Torben schnallte sich ebenfalls an.

»Was wusste Norris? Warum kann er der CIA nach so langer Zeit noch gefährlich werden?«

»Sagen Sie es mir doch!«, gab June Madlow die Frage zurück. Sie zog den Helikopter hoch und ließ ihn dann im Steilflug sinken, bis er dicht über dem rötlichen Wüstensand dahinflog.

Das waghalsige Flugmanöver machte Torben schwindelig. Er schloss die Augen.

»Angenommen, ich erzähle Ihnen alles. Woher weiß ich, dass Sie mich nicht einfach lebenslänglich einsperren?«

Madlow schaute Torben abschätzig von der Seite an, als würde sie ihn für seine Angst verachten.

»Gibt es für irgendwas im Leben eine Garantie? Allerdings kümmert sich Clark meist gut um Überläufer. Sie müssen nur ihre Glaubwürdigkeit unter Beweis stellen.«

»Ehrlich gesagt, hat mir Peter gar nicht gesagt, wonach ich suchen soll«, versuchte er, sich zu verteidigen.

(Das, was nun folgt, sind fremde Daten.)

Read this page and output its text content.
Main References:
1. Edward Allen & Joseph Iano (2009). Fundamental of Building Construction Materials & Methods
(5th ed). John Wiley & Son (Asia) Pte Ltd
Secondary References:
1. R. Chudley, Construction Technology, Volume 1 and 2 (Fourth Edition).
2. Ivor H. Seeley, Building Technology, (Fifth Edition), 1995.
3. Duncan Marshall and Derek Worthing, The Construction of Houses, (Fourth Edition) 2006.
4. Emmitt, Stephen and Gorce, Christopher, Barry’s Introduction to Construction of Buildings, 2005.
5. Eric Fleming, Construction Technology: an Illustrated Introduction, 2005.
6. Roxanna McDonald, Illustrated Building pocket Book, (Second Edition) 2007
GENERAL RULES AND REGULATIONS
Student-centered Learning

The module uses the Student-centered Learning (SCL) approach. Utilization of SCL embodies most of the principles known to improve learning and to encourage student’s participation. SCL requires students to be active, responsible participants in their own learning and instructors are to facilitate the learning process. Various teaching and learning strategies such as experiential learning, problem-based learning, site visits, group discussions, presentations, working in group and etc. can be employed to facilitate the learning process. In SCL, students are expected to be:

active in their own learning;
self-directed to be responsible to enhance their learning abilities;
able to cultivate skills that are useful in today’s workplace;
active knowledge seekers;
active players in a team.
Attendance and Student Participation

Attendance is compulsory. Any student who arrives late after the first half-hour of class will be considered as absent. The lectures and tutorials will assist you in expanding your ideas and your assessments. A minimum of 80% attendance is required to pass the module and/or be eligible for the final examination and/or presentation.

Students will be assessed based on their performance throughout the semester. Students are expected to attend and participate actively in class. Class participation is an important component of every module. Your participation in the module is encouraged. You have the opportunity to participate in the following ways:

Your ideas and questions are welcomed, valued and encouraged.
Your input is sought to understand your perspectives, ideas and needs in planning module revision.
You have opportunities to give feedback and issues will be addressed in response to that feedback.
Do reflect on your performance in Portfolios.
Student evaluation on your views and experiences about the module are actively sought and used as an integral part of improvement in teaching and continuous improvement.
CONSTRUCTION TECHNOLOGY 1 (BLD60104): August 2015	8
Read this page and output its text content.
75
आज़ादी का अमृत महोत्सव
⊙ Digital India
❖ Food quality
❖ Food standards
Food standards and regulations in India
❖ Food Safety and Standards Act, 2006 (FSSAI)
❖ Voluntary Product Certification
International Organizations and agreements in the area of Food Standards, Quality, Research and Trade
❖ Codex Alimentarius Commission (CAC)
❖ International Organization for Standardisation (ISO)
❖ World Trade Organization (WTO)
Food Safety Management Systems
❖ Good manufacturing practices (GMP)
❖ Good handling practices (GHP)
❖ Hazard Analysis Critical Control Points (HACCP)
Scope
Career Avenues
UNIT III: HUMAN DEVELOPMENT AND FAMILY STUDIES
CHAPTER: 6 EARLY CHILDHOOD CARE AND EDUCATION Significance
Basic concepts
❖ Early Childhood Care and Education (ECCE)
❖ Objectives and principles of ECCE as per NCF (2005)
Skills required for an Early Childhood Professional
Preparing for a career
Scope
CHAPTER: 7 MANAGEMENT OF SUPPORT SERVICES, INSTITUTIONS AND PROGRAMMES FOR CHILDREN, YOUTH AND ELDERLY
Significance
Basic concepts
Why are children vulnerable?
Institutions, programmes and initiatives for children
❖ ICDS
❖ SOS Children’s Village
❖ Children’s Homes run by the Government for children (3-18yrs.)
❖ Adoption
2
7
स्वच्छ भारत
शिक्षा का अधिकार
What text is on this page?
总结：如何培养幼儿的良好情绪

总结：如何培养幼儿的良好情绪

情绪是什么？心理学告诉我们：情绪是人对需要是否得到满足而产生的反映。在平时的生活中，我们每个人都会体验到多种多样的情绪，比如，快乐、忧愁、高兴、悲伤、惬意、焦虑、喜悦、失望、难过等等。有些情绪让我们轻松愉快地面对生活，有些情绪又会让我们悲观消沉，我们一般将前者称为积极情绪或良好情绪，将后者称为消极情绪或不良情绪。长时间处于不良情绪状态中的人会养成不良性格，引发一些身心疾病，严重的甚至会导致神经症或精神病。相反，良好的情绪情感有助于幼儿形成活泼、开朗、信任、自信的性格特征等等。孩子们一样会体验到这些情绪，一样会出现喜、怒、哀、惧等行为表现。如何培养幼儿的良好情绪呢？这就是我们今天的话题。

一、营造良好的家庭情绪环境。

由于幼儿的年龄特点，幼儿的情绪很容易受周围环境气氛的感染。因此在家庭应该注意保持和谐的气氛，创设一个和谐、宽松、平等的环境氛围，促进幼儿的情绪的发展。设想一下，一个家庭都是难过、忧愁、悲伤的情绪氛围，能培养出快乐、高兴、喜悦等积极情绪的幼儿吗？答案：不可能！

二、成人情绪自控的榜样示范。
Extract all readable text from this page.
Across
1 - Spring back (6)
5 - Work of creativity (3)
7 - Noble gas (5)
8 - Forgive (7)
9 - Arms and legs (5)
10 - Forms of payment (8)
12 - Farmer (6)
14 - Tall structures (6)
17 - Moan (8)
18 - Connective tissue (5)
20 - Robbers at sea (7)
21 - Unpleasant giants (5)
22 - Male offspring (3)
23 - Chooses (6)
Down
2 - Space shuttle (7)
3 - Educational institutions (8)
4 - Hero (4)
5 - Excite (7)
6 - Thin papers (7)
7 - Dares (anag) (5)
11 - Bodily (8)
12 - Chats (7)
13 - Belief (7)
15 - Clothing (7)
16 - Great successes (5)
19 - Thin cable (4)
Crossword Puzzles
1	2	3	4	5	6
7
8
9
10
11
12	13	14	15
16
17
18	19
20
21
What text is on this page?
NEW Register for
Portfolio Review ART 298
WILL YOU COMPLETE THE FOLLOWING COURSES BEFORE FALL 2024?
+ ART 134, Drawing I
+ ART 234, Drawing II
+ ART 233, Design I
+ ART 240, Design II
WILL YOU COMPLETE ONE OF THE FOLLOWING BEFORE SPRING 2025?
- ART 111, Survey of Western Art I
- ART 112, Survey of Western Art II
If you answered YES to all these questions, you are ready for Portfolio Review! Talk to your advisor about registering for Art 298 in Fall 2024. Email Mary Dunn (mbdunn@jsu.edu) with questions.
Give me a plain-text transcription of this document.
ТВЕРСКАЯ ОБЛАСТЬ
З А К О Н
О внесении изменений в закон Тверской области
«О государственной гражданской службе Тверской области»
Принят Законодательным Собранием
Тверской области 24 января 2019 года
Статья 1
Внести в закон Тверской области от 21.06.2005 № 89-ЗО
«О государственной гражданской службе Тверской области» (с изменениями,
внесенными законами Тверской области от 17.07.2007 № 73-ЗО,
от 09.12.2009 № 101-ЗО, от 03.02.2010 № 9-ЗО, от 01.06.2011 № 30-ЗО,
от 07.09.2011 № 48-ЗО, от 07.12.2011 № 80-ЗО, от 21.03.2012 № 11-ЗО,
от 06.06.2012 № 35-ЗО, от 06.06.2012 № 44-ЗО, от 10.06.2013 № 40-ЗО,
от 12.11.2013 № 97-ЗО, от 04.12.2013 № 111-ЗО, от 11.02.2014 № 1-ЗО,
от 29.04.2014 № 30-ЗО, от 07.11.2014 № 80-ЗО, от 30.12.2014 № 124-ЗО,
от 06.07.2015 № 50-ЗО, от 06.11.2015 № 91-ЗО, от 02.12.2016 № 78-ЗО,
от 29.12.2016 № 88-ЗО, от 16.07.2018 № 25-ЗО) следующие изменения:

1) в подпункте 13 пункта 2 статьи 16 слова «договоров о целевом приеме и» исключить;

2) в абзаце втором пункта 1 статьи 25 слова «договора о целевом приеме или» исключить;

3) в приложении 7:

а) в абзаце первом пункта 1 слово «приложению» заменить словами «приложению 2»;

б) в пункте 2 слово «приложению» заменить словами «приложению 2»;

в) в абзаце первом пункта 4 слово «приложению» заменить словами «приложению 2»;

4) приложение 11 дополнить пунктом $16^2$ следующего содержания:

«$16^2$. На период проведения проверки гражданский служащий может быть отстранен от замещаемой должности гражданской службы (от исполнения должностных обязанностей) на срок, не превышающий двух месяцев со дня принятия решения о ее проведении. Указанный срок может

Resolut neigte die Agentin den Helikopter und änderte die Richtung. Dann warf sie ihm einen warnenden Blick zu. »Das glaubt dir keiner, Kleiner! Fang schon mal an zu beten.«

Eine Stunde später landeten sie auf einer abgelegenen Militärbasis. Die Agentin stieg aus und deutete auf einen Learjet, der gut hundert Meter entfernt auf dem Rollfeld wartete.

Das Mount Valley ist über zweitausend Meilen von New York entfernt, überlegte Torben, aber mit dem Geschoss sind wir bestimmt in wenigen Stunden in New York. Wie in Zeitlupe schnallte er sich ab. Er fühlte sich müde und ausgebrannt. Nahm diese Tortur denn gar kein Ende mehr?